Il ministro della Difesa indiano, Arackaparambil Kuryan Antony, ha bollato come «serio e deplorevole» l'incidente che ha portato alla morte di due pescatori. Gli indiani sembrano convinti che i responsabili siano i fanti di marina del reggimento San Marco in servizio antipirateria a bordo di una petroliera italiana. La faccenda è ancora tutta da chiarire, ma da che pulpito viene la predica. La marina militare indiana è molto aggressiva, se non brutale, con i bucanieri.

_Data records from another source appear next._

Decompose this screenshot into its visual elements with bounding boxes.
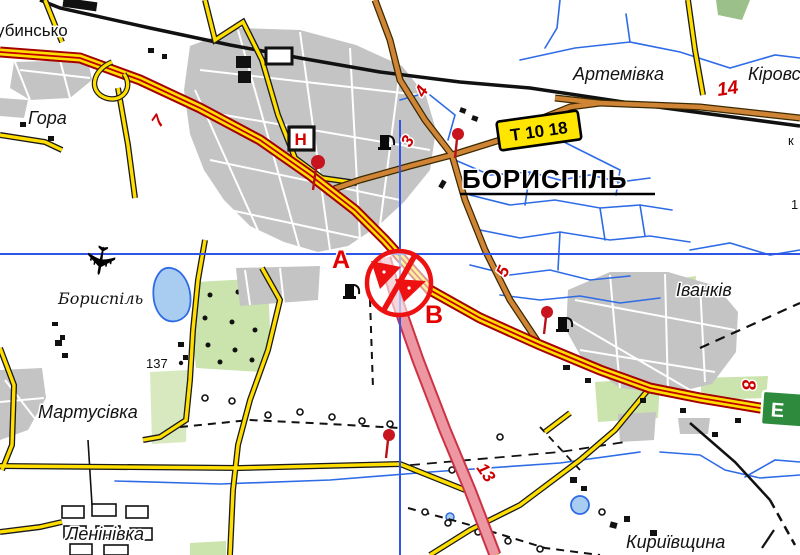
- hospital-letter: Н: [295, 130, 307, 149]
- label-ivankiv: Іванків: [676, 280, 732, 300]
- route-marker-a[interactable]: А: [332, 246, 350, 274]
- label-tick: [762, 530, 774, 548]
- label-kirovske: Кіровське: [748, 64, 800, 84]
- edge-fragment-k: к: [788, 133, 794, 148]
- railway-station-icon: [266, 48, 292, 64]
- airport-icon: ✈: [75, 240, 124, 281]
- label-settlement-partial: убинсько: [0, 21, 68, 40]
- restriction-marker-icon[interactable]: [367, 251, 431, 315]
- hospital-icon: Н: [289, 127, 314, 150]
- pond: [571, 496, 589, 514]
- e-sign-text: Е: [770, 399, 785, 422]
- label-artemivka: Артемівка: [572, 64, 664, 84]
- map-canvas[interactable]: ✈ Н Т 10 18 Е 7 4 3 14 5 8 13: [0, 0, 800, 555]
- label-boryspil-airport: Бориспіль: [57, 289, 143, 308]
- label-leninivka: Ленінівка: [65, 524, 144, 544]
- route-marker-b[interactable]: В: [425, 301, 443, 329]
- label-martusivka: Мартусівка: [38, 402, 138, 422]
- road-number-13: 13: [473, 459, 500, 486]
- road-number-14: 14: [716, 77, 740, 101]
- edge-fragment-1: 1: [791, 197, 798, 212]
- road-sign-e: Е: [761, 391, 800, 429]
- road-number-7: 7: [148, 110, 170, 130]
- label-boryspil-city: БОРИСПІЛЬ: [462, 164, 628, 194]
- elevation-point: 137: [146, 356, 183, 371]
- map-image: ✈ Н Т 10 18 Е 7 4 3 14 5 8 13: [0, 0, 800, 555]
- elevation-value: 137: [146, 356, 168, 371]
- label-kyryivshchyna: Кириївщина: [626, 532, 725, 552]
- label-hora: Гора: [28, 108, 67, 128]
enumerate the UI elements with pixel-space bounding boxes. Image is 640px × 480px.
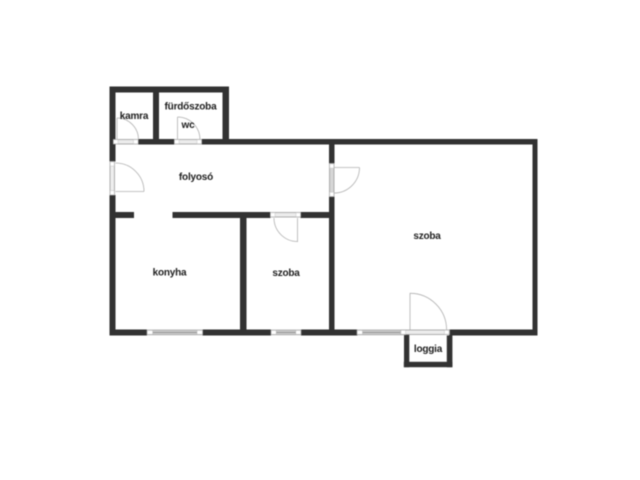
- svg-text:kamra: kamra: [120, 111, 149, 122]
- svg-text:folyosó: folyosó: [179, 172, 213, 183]
- svg-text:wc: wc: [181, 120, 196, 131]
- svg-text:szoba: szoba: [413, 231, 441, 242]
- svg-text:fürdőszoba: fürdőszoba: [165, 102, 218, 113]
- svg-text:szoba: szoba: [272, 268, 300, 279]
- svg-text:konyha: konyha: [153, 268, 187, 279]
- svg-text:loggia: loggia: [414, 344, 443, 355]
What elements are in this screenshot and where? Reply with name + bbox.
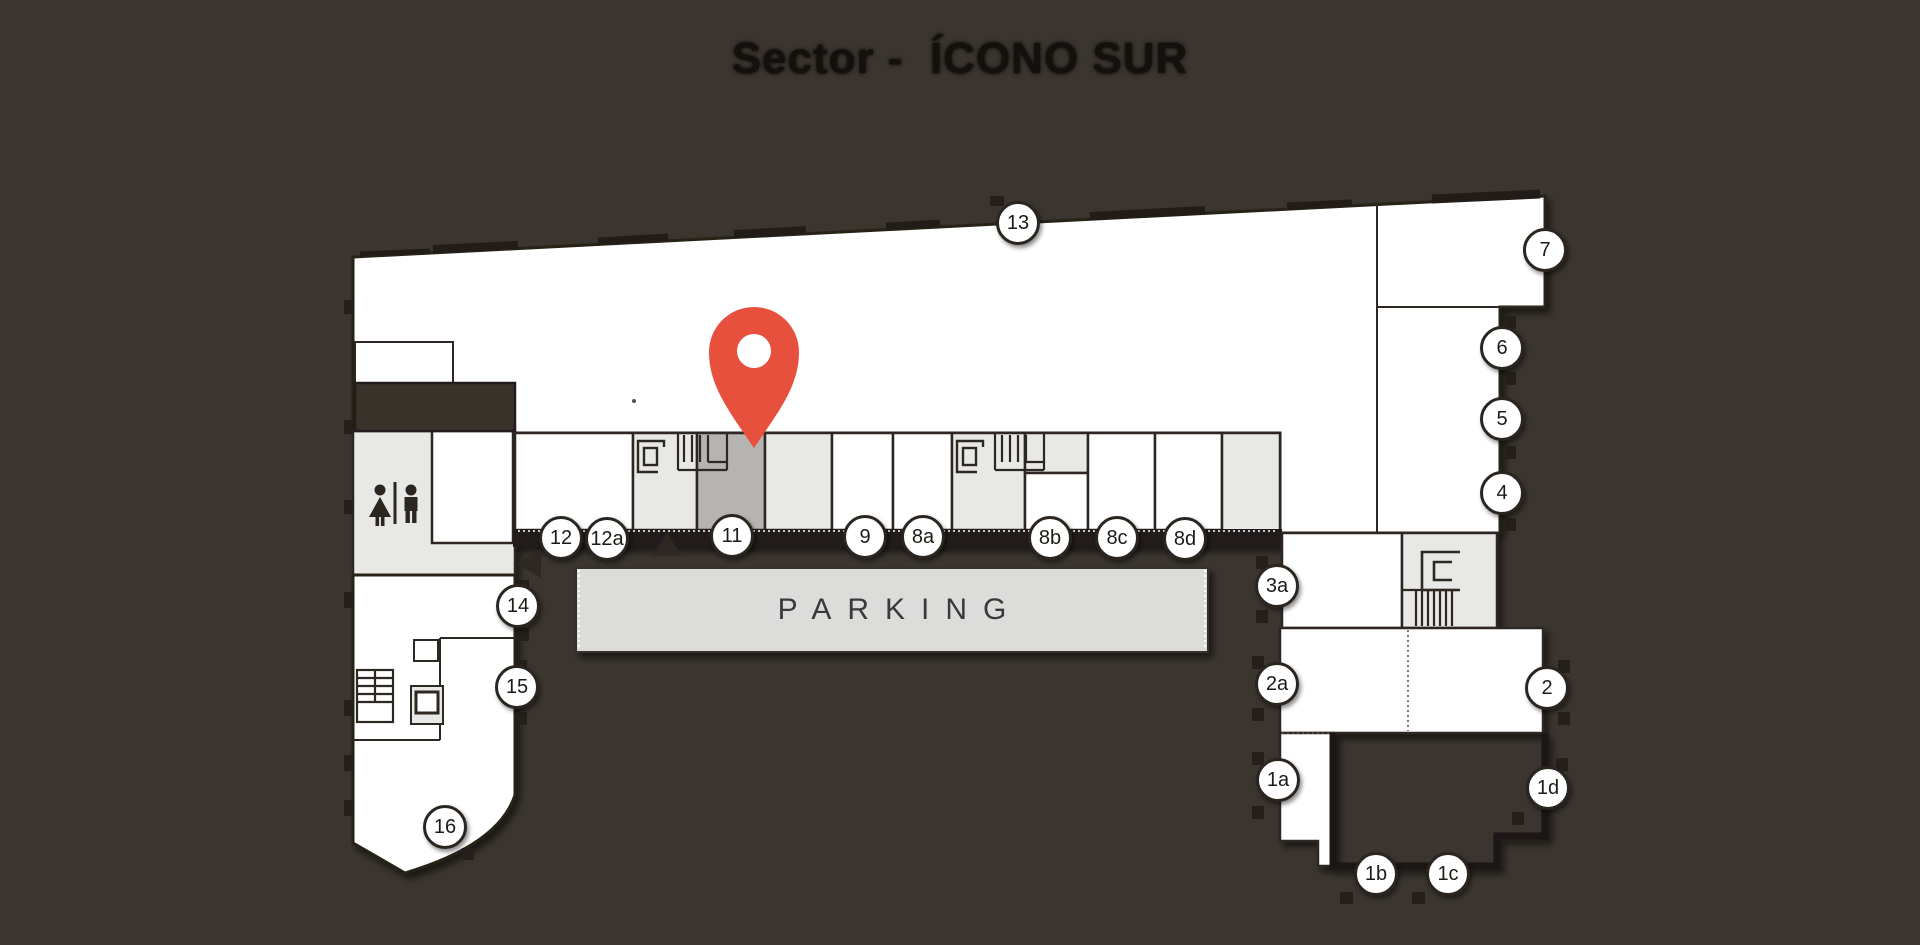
marker-label: 5 [1496, 409, 1507, 429]
floor-plan [0, 0, 1920, 945]
solid-block [355, 383, 515, 431]
map-dot [632, 399, 636, 403]
marker-8b[interactable]: 8b [1028, 516, 1072, 560]
marker-label: 1a [1267, 770, 1289, 790]
marker-4[interactable]: 4 [1480, 471, 1524, 515]
marker-2a[interactable]: 2a [1255, 662, 1299, 706]
marker-label: 8c [1106, 528, 1127, 548]
marker-3a[interactable]: 3a [1255, 564, 1299, 608]
mall-map-stage: Sector - ÍCONO SUR [0, 0, 1920, 945]
marker-label: 8a [912, 527, 934, 547]
marker-label: 1b [1365, 864, 1387, 884]
marker-label: 3a [1266, 576, 1288, 596]
marker-label: 12a [590, 529, 623, 549]
parking-label: PARKING [576, 568, 1208, 652]
marker-1c[interactable]: 1c [1426, 852, 1470, 896]
marker-label: 15 [506, 677, 528, 697]
marker-2[interactable]: 2 [1525, 666, 1569, 710]
stairs-icon [357, 670, 393, 722]
marker-16[interactable]: 16 [423, 805, 467, 849]
marker-1d[interactable]: 1d [1526, 766, 1570, 810]
marker-label: 2a [1266, 674, 1288, 694]
marker-8a[interactable]: 8a [901, 515, 945, 559]
marker-label: 14 [507, 596, 529, 616]
marker-label: 11 [722, 526, 743, 546]
marker-12[interactable]: 12 [539, 516, 583, 560]
marker-label: 1d [1537, 778, 1559, 798]
marker-label: 8b [1039, 528, 1061, 548]
marker-label: 12 [550, 528, 572, 548]
marker-label: 7 [1539, 240, 1550, 260]
marker-14[interactable]: 14 [496, 584, 540, 628]
marker-label: 8d [1174, 529, 1196, 549]
marker-11[interactable]: 11 [710, 514, 754, 558]
marker-label: 13 [1007, 213, 1029, 233]
perimeter-wall [1333, 733, 1545, 866]
marker-1b[interactable]: 1b [1354, 852, 1398, 896]
building-outline [353, 196, 1545, 873]
marker-1a[interactable]: 1a [1256, 758, 1300, 802]
marker-label: 16 [434, 817, 456, 837]
marker-13[interactable]: 13 [996, 201, 1040, 245]
marker-8d[interactable]: 8d [1163, 517, 1207, 561]
marker-label: 9 [859, 527, 870, 547]
marker-8c[interactable]: 8c [1095, 516, 1139, 560]
marker-label: 2 [1541, 678, 1552, 698]
marker-15[interactable]: 15 [495, 665, 539, 709]
marker-label: 6 [1496, 338, 1507, 358]
marker-label: 4 [1496, 483, 1507, 503]
marker-label: 1c [1437, 864, 1458, 884]
entrance-arrow-left-icon [516, 549, 541, 578]
marker-5[interactable]: 5 [1480, 397, 1524, 441]
marker-7[interactable]: 7 [1523, 228, 1567, 272]
marker-6[interactable]: 6 [1480, 326, 1524, 370]
marker-12a[interactable]: 12a [585, 517, 629, 561]
marker-9[interactable]: 9 [843, 515, 887, 559]
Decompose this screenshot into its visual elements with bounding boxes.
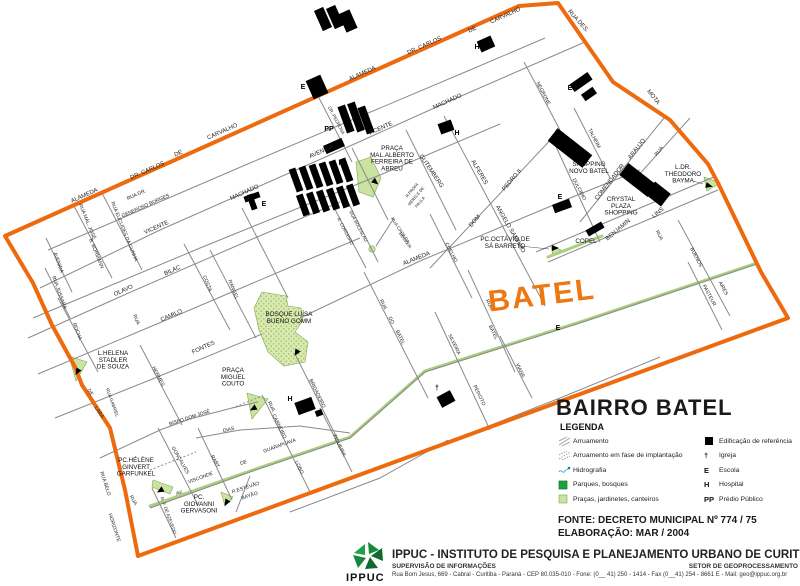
legend-item: PPPrédio Público xyxy=(704,492,800,507)
source-note: FONTE: DECRETO MUNICIPAL Nº 774 / 75 ELA… xyxy=(558,515,757,540)
map-marker-pp: PP xyxy=(324,126,334,133)
street-label: RUA JUSSARA xyxy=(50,275,68,310)
street-line xyxy=(444,116,545,306)
legend: ArruamentoArruamento em fase de implanta… xyxy=(558,434,800,507)
shopping-novo-batel-label: SHOPPINGNOVO BATEL xyxy=(569,161,609,175)
legend-item: Praças, jardinetes, canteiros xyxy=(558,492,704,507)
street-label: RABY xyxy=(209,454,221,469)
footer-dept-right: SETOR DE GEOPROCESSAMENTO xyxy=(689,563,798,570)
street-label: NEGRONE xyxy=(534,81,551,107)
street-label: BUENOS xyxy=(688,247,704,269)
street-label: OLAVO xyxy=(113,284,134,298)
map-marker-e: E xyxy=(558,194,563,201)
street-line xyxy=(678,220,730,316)
legend-item: Edificação de referência xyxy=(704,434,800,449)
map-sheet: EEEEEHHHHHPP†ALAMEDADR. CARLOSDECARVALHO… xyxy=(0,0,800,586)
street-label: CAMILO xyxy=(160,309,184,324)
map-marker-e: E xyxy=(568,85,573,92)
reference-building xyxy=(294,397,315,415)
street-label: RUA MAL. JOSÉ xyxy=(77,203,98,241)
legend-item: Arruamento em fase de implantação xyxy=(558,449,704,464)
street-line xyxy=(196,426,350,438)
street-label: DO xyxy=(387,316,396,325)
street-label: RUA xyxy=(654,229,665,242)
legend-item: EEscola xyxy=(704,463,800,478)
praca-miguel-couto-label: PRAÇAMIGUELCOUTO xyxy=(221,367,246,388)
praca-giovanni-label: PC.GIOVANNIGERVASONI xyxy=(181,494,218,515)
legend-item: Hidrografia xyxy=(558,463,704,478)
region-label-batel: BATEL xyxy=(486,273,597,319)
bosque-luisa-bueno-gomm xyxy=(254,292,308,366)
street-label: B. BORMANN xyxy=(87,238,105,270)
largo-theodoro-label: L.DR.THEODOROBAYMA xyxy=(665,164,701,185)
street-label: BATEL xyxy=(394,329,406,346)
street-label: ALAMEDA xyxy=(348,66,377,83)
street-label: PEDRO II xyxy=(501,168,523,192)
park-square-icon xyxy=(558,480,573,490)
letter-h-icon: H xyxy=(704,480,719,489)
legend-item: Parques, bosques xyxy=(558,478,704,493)
street-label: RUA xyxy=(378,298,388,311)
street-label: R. F. DE AZEVEDO xyxy=(159,496,177,535)
street-line xyxy=(33,124,500,318)
reference-building xyxy=(315,409,324,417)
footer-dept-left: SUPERVISÃO DE INFORMAÇÕES xyxy=(392,563,496,570)
source-line: FONTE: DECRETO MUNICIPAL Nº 774 / 75 xyxy=(558,515,757,528)
legend-item: HHospital xyxy=(704,478,800,493)
street-label: RUA BELO xyxy=(98,471,111,497)
street-label: COELHO xyxy=(443,242,458,264)
street-label: DR. CARLOS xyxy=(407,36,443,56)
street-label: R. CORDEIRO xyxy=(336,217,355,246)
street-label: DE xyxy=(239,459,248,467)
legend-item-label: Escola xyxy=(719,467,739,474)
street-label: HORIZONTE xyxy=(107,513,122,543)
footer-address: Rua Bom Jesus, 669 - Cabral - Curitiba -… xyxy=(392,572,787,578)
reference-building xyxy=(437,390,456,408)
legend-item-label: Edificação de referência xyxy=(719,438,792,445)
street-label: ROCHA xyxy=(71,322,83,342)
praca-helene-label: PC.HÉLÈNEGINVERTGARFUNKEL xyxy=(117,455,156,478)
street-label: HERMES xyxy=(150,366,166,388)
map-marker-e: E xyxy=(301,84,306,91)
legend-item-label: Hidrografia xyxy=(573,467,606,474)
legend-item-label: Praças, jardinetes, canteiros xyxy=(573,496,659,503)
street-label: BILAC xyxy=(163,265,182,278)
street-label: AVENIDA xyxy=(51,251,64,274)
street-label: RUA DR. xyxy=(126,188,147,202)
street-line xyxy=(38,238,360,374)
map-marker-†: † xyxy=(435,385,439,392)
street-label: DULCIDIO xyxy=(571,178,588,202)
reference-building xyxy=(438,119,455,134)
map-marker-h: H xyxy=(338,160,343,167)
legend-item-label: Parques, bosques xyxy=(573,481,628,488)
legend-item-label: Arruamento em fase de implantação xyxy=(573,452,683,459)
legend-right-column: Edificação de referência†IgrejaEEscolaHH… xyxy=(704,434,800,507)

Il 19 novembre 2008 un'imbarcazione thailandese che i pirati stavano abbordando per utilizzarla come nave madre dei futuri attacchi è stata affondata da un'unità da guerra indiana. Solo uno dei membri dell'equipaggio, su 15, è sopravvissuto.
Il 28 gennaio 2011 un'altra nave di New Delhi ha ingaggiato una battaglia con i pirati ammazzandone 10. In diverse occasioni la marina indiana ha preso d'assalto i bucanieri senza preoccuparsi troppo dei marittimi in ostaggio.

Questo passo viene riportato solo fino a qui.